“ATTACK
OF THE KILLER TOMATOES”
E A RÚSSIA NA SÍRIA
Ainda adolescente, fui a um clube de vídeo requisitar um filme e
resolvi levar um ao qual tinha sido atribuída a distinção (???) do pior filme de sempre: “Attack
of the Killer Tomatoes”.
Há poucos dias, passei por uma experiência similar de autoflagelação quando li um artigo desastroso (“Disengagement from the Syrian Civil War Won’t Come Cheap
for Russia” em https://www.geopoliticalmonitor.com/disengagement-from-the-syrian-civil-war-wont-come-cheap-for-russia/
) num site canadiano dedicado à
Geopolítica (“Geopolitical Monitor”).
O
objectivo do artigo é minimizar/ridicularizar a intervenção da Rússia na Síria. O
principal argumento é que a intervenção é financeiramente insustentável para
Moscovo. Para tal, o autor baseia-se nos custos das intervenções dos Estados
Unidos no Afeganistão (US$ 744 bn) e no Iraque (US$ 821 bn). Tal vem
acompanhado de gráficos que sustentam a argumentação. Infelizmente, também
ajuda a destruí-la. Senão, vejamos:
1- Os
EUA estiveram envolvidos em dois conflitos: A Rússia está apenas na Síria.
2- Os
EUA estão há 15 anos no Afeganistão: Os EUA estiveram 8 anos no Iraque e já
para lá voltaram. A Rússia está há 18
meses na Síria.
3- Os EUA tiveram mais de
100.000 tropas em CADA UM dos teatros no auge dos conflitos. A Rússia tem 4.000 soldados na Síria.
Como se tal não bastasse, o autor sublinha os custos que os EUA
suportaram “to establish a
functional democratic government”. Precisamente. A Rússia não
precisa de estabelecer um governo porque apoia o que já existe e governo
democrático não consta dos seus requisitos.
Contudo, o autor prefere inferir que, tendo por base os gastos dos EUA no primeiro ano das
Guerras do Afeganistão (US$ 23 bn) e do Iraque (US$ 51 bn) e comparando com o
custo dos primeiros 6 meses da Rússia na Síria (menos de US$ 0.5 bn), esta
terá de despender um montante exponencialmente superior. Não lhe passa pela
cabeça que a dimensão, tipologia, objectivo e estilo das intervenções são muito
diferentes e economicamente incomparáveis.

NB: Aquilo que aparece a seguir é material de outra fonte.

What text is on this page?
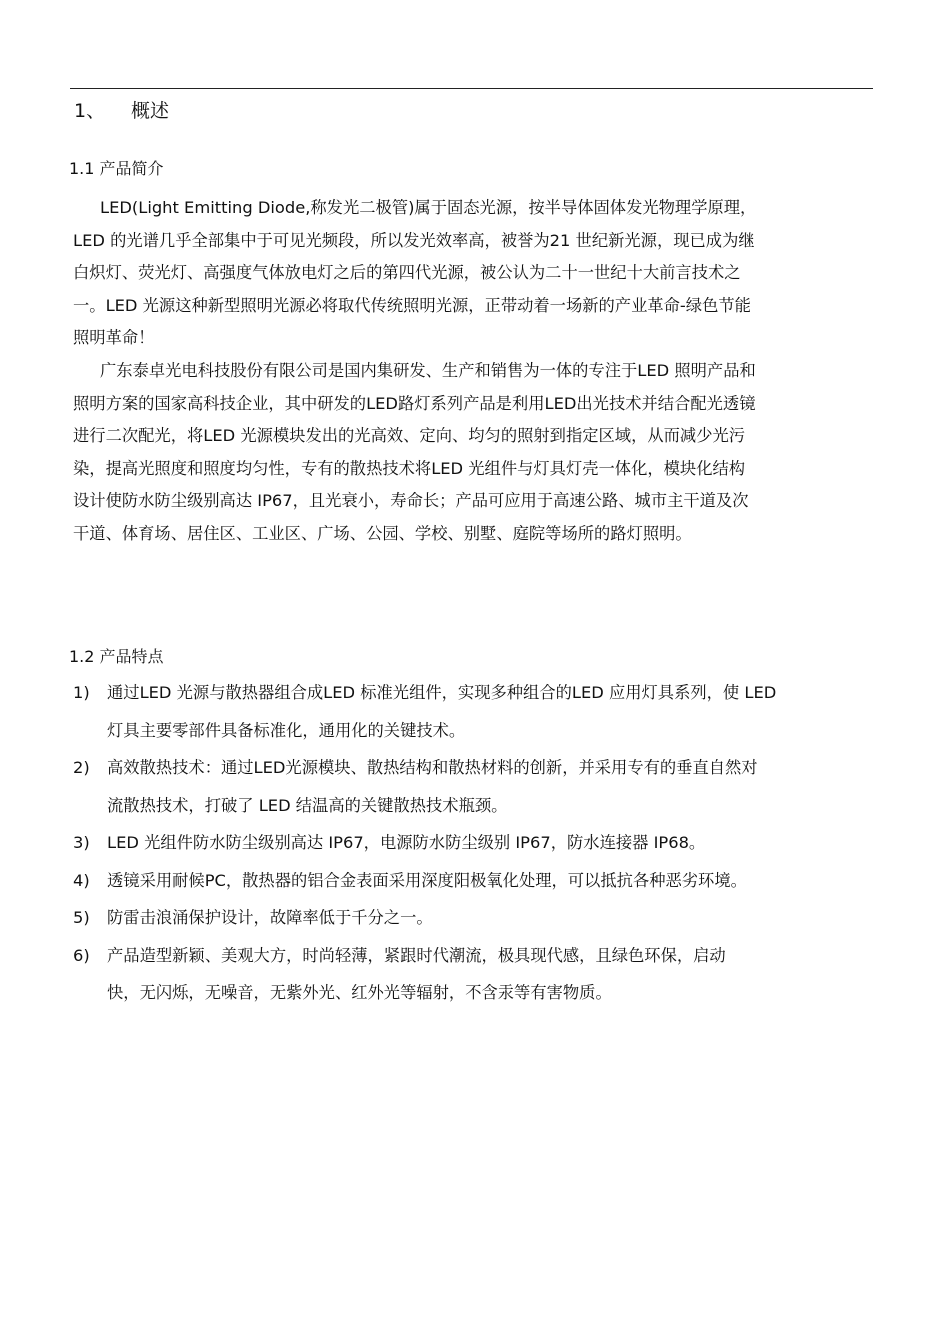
1、 概述
1.1 产品简介
LED(Light Emitting Diode,称发光二极管)属于固态光源，按半导体固体发光物理学原理，
LED 的光谱几乎全部集中于可见光频段，所以发光效率高，被誉为21 世纪新光源，现已成为继
白炽灯、荧光灯、高强度气体放电灯之后的第四代光源，被公认为二十一世纪十大前言技术之
一。LED 光源这种新型照明光源必将取代传统照明光源，正带动着一场新的产业革命-绿色节能
照明革命！
广东泰卓光电科技股份有限公司是国内集研发、生产和销售为一体的专注于LED 照明产品和
照明方案的国家高科技企业，其中研发的LED路灯系列产品是利用LED出光技术并结合配光透镜
进行二次配光，将LED 光源模块发出的光高效、定向、均匀的照射到指定区域，从而减少光污
染，提高光照度和照度均匀性，专有的散热技术将LED 光组件与灯具灯壳一体化，模块化结构
设计使防水防尘级别高达 IP67，且光衰小，寿命长；产品可应用于高速公路、城市主干道及次
干道、体育场、居住区、工业区、广场、公园、学校、别墅、庭院等场所的路灯照明。
1.2 产品特点
1)	通过LED 光源与散热器组合成LED 标准光组件，实现多种组合的LED 应用灯具系列，使 LED
灯具主要零部件具备标准化，通用化的关键技术。
2)	高效散热技术：通过LED光源模块、散热结构和散热材料的创新，并采用专有的垂直自然对
流散热技术，打破了 LED 结温高的关键散热技术瓶颈。
3)	LED 光组件防水防尘级别高达 IP67，电源防水防尘级别 IP67，防水连接器 IP68。
4)	透镜采用耐候PC，散热器的铝合金表面采用深度阳极氧化处理，可以抵抗各种恶劣环境。
5)	防雷击浪涌保护设计，故障率低于千分之一。
6)	产品造型新颖、美观大方，时尚轻薄，紧跟时代潮流，极具现代感，且绿色环保，启动
快，无闪烁，无噪音，无紫外光、红外光等辐射，不含汞等有害物质。
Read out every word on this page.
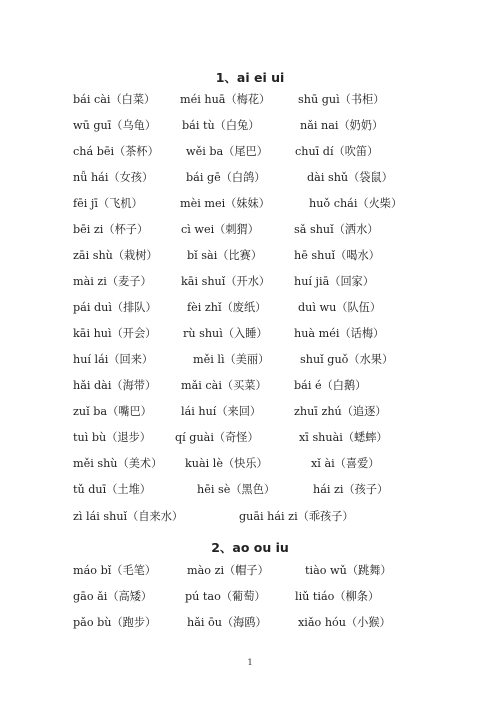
1、ai ei ui
bái cài（白菜） méi huā（梅花） shū guì（书柜）
wū guī（乌龟） bái tù（白兔）	nǎi nai（奶奶）
chá bēi（茶杯） wěi ba（尾巴） chuī dí（吹笛）
nǚ hái（女孩）	bái gē（白鸽）	dài shǔ（袋鼠）
fēi jī（飞机）	mèi mei（妹妹）	huǒ chái（火柴）
bēi zi（杯子）	cì wei（刺猬）	sǎ shuǐ（洒水）
zāi shù（栽树）	bǐ sài（比赛）	hē shuǐ（喝水）
mài zi（麦子）	kāi shuǐ（开水） huí jiā（回家）
pái duì（排队）	fèi zhǐ（废纸）	duì wu（队伍）
kāi huì（开会） rù shuì（入睡） huà méi（话梅）
huí lái（回来）	měi lì（美丽）	shuǐ guǒ（水果）
hǎi dài（海带） mǎi cài（买菜） bái é（白鹅）
zuǐ ba（嘴巴）	lái huí（来回）	zhuī zhú（追逐）
tuì bù（退步） qí guài（奇怪）	xī shuài（蟋蟀）
měi shù（美术） kuài lè（快乐）	xǐ ài（喜爱）
tǔ duī（土堆）	hēi sè（黑色）	hái zi（孩子）
zì lái shuǐ（自来水）	guāi hái zi（乖孩子）
2、ao ou iu
máo bǐ（毛笔）	mào zi（帽子）	tiào wǔ（跳舞）
gāo ǎi（高矮）	pú tao（葡萄）	liǔ tiáo（柳条）
pǎo bù（跑步）	hǎi ōu（海鸥）	xiǎo hóu（小猴）
1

Imparável, continua dizendo que, ao contrário dos EUA no
Afeganistão e no Iraque, a Rússia está praticamente isolada na Síria,
“reduzida” ao apoio do Irão que, por sinal, tem sido o mais activo e eficaz
interveniente externo regional na Guerra da Síria. Ao Irão somam-se actores
estaduais e sub-estaduais provenientes do Líbano, Iraque, Afeganistão e do
antigo espaço soviético. Acrescenta que “Russia would also have to deal with tremendous
pushback from surrounding GCC countries, as well as Turkey and Israel see Assad
as a threat to their geopolitical interests in the region”. Ora, a influência dos Estados do Golfo no
teatro de guerra actual é muito limitada, a Turquia não quer, nem pode
hostilizar a Rússia novamente e não há nenhuma indicação de que Israel apoie
activamente a queda do regime de Al Assad. Aliás, Israel tem
tido muito empenho em coordenar acções militares e políticas com a Rússia, num
reconhecimento da relevância que esta tem actualmente na Síria, facto bem
demonstrados pelas 4 visitas que o Primeiro-Ministro Netanyahu fez a Moscovo
nos últimos tempos.
De absurdo em absurdo, refere que a Arábia Saudita trabalhará
para conter o preço do petróleo a um nível não superior a US$ 50 Dólares por
barril, quando os Sauditas têm trabalhado arduamente, também em articulação com
a Rússia, para reduzir o output e fazer subir o preço do crude.
No
derradeiro parágrafo, vem o ataque final deste Killer Tomato do século XXI: “Regional powers involved in Syria do
not take Russia’s interference seriously”. Por
isso é que as últimas negociações sobre a Guerra da Síria decorreram em Astana,
Cazaquistão, sob os auspícios da Rússia e coma participação da Turquia e do
Irão.
“Attack
of the Killer Tomatoes” e “Disengagement from the Syrian Civil War Won’t Come Cheap
for Russia” têm em comum serem muito maus e, por isso, tornam-se
simultaneamente ridículos, risíveis e lamentáveis.